Gerade der 9. November stellt uns immer wieder die Frage, wie es geschehen konnte – vor aller Augen. Wie es sein konnte, dass zwar Feuerlöschzüge zu den brennenden Synagogen fuhren, dass sie aber nicht löschen durften, sondern nur verhindern mussten, dass das Feuer auf benachbarte Häuser übergriff.

Es gab Ausnahmen. So verhinderte ein Polizist, dass die Synagoge in der Oranienburger Straße ausbrannte. Er sorgte dafür, dass der Brand, der bereits gelegt war, wieder gelöscht wurde. Sein Name ist Wilhelm Krützfeld. Er war Vorsteher des Reviers Nr. 16 am Hackeschen Markt und deshalb zuständig für die Synagoge in der Oranienburger Straße. Auch andere Polizisten haben damals mutig Widerstand geleistet. Meist taten sie es heimlich, denn es war gefährlich. Alfred Kerr, der berühmte Theaterkritiker, wohnte mit seiner Familie hier um die Ecke in der Douglasstraße. Seine Tochter Judith Kerr hat in ihren Erinnerungen davon berichtet, dass ihr Vater von Polizisten vor der bevorstehenden Verhaftung durch die SS gewarnt wurde, so dass er noch rechtzeitig fliehen konnte. Auch die Schwedische Kirche in der Landhausstraße in Wilmersdorf konnte nur deshalb vielen verfolgten Juden zur Flucht verhelfen, weil sie heimlich von der örtlichen Polizei unterstützt wurde.

In der Rosenstraße mitten in Berlin haben mutige nichtjüdische Frauen gegen die Verhaftung ihrer jüdischen Ehemänner öffentlich protestiert, die daraufhin aus der Haft entlassen wurden. Gerade ist der Film “Rosenstraße” in die Kinos gekommen, der diesen Protest dokumentiert und mit persönlichen Schicksalen verknüpft.

Dies waren Einzelaktionen, die das große Verbrechen nicht verhindern konnten, aber diese Einzelnen haben gezeigt, dass es möglich war, etwas zu tun. Ihr Mut ist für uns heute ein Vorbild.

Ich freue mich, dass heute so viele Auszubildende der Polizei unter uns sind. Und ich freue mich, dass auch Polizeipräsident Glietsch gekommen ist.
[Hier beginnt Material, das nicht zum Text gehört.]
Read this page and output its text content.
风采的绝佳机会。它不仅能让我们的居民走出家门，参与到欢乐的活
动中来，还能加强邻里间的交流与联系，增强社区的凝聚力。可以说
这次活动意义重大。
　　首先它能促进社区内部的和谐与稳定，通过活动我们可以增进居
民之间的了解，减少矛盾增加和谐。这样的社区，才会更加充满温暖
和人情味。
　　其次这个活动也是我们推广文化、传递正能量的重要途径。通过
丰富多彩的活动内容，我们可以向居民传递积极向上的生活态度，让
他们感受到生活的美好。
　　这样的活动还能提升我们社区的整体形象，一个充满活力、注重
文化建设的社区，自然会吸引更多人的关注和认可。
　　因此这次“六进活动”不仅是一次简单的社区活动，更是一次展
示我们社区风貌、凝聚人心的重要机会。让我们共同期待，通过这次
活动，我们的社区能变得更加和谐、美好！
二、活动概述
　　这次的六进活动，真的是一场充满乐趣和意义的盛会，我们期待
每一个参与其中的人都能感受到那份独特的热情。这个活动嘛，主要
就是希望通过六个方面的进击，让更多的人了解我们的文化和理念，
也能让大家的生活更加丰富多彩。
Sie zeigen damit, dass die Auseinandersetzung mit unserer Geschichte auch für die Polizei von großer Bedeutung ist. Ihre Aufgaben im demokratischen Rechtsstaat kann sie letztlich nur erfüllen, wenn sie unsere Geschichte kennt und daraus lernt.

Ich danke den Schülerinnen und Schülern des Gottfried-Keller-Gymnasiums, dass Sie die Tradition dieser Gedenkveranstaltung auch in diesem Jahr weitergeführt und gemeinsam mit den Auszubildenden der Landespolizeischule Berlin diese Veranstaltung organisiert haben. Ich danke dem Zeitzeugen Isaak Behar, der mit seiner Arbeit in unseren Schulen dafür sorgt, dass die Erinnerung weiter getragen wird und der immer wieder Jugendliche dafür begeistert, sich für diese Erinnerungsarbeit zu engagieren.

Ich danke dem Vorsitzenden der Jüdischen Gemeinde Berlins, Herrn Dr. Alexander Brenner, dass er heute bei uns ist. Es ist für unsere Stadt ein unschätzbares Glück, dass trotz der historischen Belastung wieder eine jüdische Gemeinde in Berlin entstanden ist und dass diese Jüdische Gemeinde sich so intensiv in und für Berlin öffentlich engagiert.

In einigen Tagen beginnen die von Ihnen organisierten jüdischen Kulturtage, die aus dem kulturellen Leben unserer Stadt nicht mehr wegzudenken sind. Herzlichen Dank auch dafür.

Mit dieser Gedenkveranstaltung demonstrieren vor allem Jugendliche, dass sie sich der Verantwortung stellen, die aus unserer Geschichte erwächst und dass sie aus dieser Geschichte gelernt haben. Dafür danke ich ihnen allen sehr.